Peut-être que votre journaliste préféré(e) ne s’en rend pas bien compte alors qu’il ou elle est escorté(e) par une armée de relationnistes, agitant son micro pour appâter une personnalité qui répondra à ses questions convenues ; probablement, le ou la député(e), qui a été élu(e) haut la main dans une circonscription verrouillée n’en a pas fait l’expérience ; pas plus que l’«expert » ou l’«experte» qui imagine la politique après obtenu(e) un doctorat sans avoir fait une minute de terrain ; mais un congrès c’est un travail titanesque.

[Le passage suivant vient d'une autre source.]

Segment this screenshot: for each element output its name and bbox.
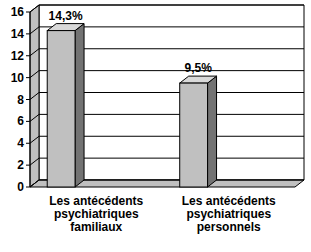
tick-mark [26,77,30,78]
tick-label: 16 [11,5,25,19]
category-line: familiaux [70,220,122,234]
category-line: psychiatriques [186,207,271,221]
category-label: Les antécédentspsychiatriquesfamiliaux [49,194,143,234]
data-label: 14,3% [49,9,83,23]
data-label: 9,5% [184,61,212,75]
tick-label: 6 [17,114,24,128]
bar-front [47,31,75,187]
category-line: Les antécédents [49,194,143,208]
chart: 024681012141614,3%Les antécédentspsychia… [0,0,311,252]
category-line: psychiatriques [54,207,139,221]
tick-mark [26,165,30,166]
bar [180,76,217,187]
bar-side [75,24,84,187]
bar [47,24,84,187]
tick-mark [26,55,30,56]
bar-top [180,76,217,83]
tick-mark [26,33,30,34]
tick-label: 14 [11,27,25,41]
category-label: Les antécédentspsychiatriquespersonnels [182,194,276,234]
tick-label: 4 [17,136,24,150]
category-line: personnels [197,220,261,234]
tick-mark [26,187,30,188]
tick-label: 8 [17,93,24,107]
tick-label: 10 [11,71,25,85]
bar-side [208,76,217,187]
tick-mark [26,143,30,144]
bar-front [180,83,208,187]
tick-mark [26,99,30,100]
tick-label: 12 [11,49,25,63]
bars [47,24,216,187]
tick-mark [26,121,30,122]
tick-label: 0 [17,180,24,194]
category-line: Les antécédents [182,194,276,208]
bar-top [47,24,84,31]
tick-label: 2 [17,158,24,172]
y-axis [30,12,31,187]
tick-mark [26,12,30,13]
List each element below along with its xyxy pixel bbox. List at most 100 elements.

Le rendez-vous n’est donc pas anodin. Préparé à l’extrême, celui-ci a trois objectifs :

1- Mobiliser les militants et les militantes :

En politique, le nerf de la guerre ce n’est pas l’argent, pas vraiment l’électorat, mais bien les militants et les militantes. Certes, bon nombre de politiciennes et de politiciens versés dans le cynisme semblent l’avoir oublier, autant que le militantisme est à la croisée des chemins, se transformant autant l’engagement décroît. Néanmoins, il reste  que, sans ces forces vives, point d’argent pour mener des campagnes, pas de petites mains pour participer à celles-ci, donc un vote difficile à sortir des urnes (même avec le talent d’un ou une leader charismatique). C’est pourquoi, un congrès est rarement organisé par des bénévoles, mais d’avantage par le personnel politique. Outre des questions financières et légales, la grand messe est justement là pour susciter une émulation chez eux. Et il faut dire que la CAQ et le PLQ en ont bien besoin. Si la première stagne en nombre de membres (environ 11 000) puisque sa démocratie interne n’exige pas de «faire des cartes», le PLQ connaît une chute vertigineuse des adhésions chaque année. Ce désengagement mérite bien des rendez-vous un peu plus festifs, comme le sont les congrès. Et puis. il y a l’effet de la socialisation qu’ils procurent, facilitant – entre autre – l’établissement d’un lien d’appartenance et la confiance réciproque entre personnes destinées à travailler ensemble.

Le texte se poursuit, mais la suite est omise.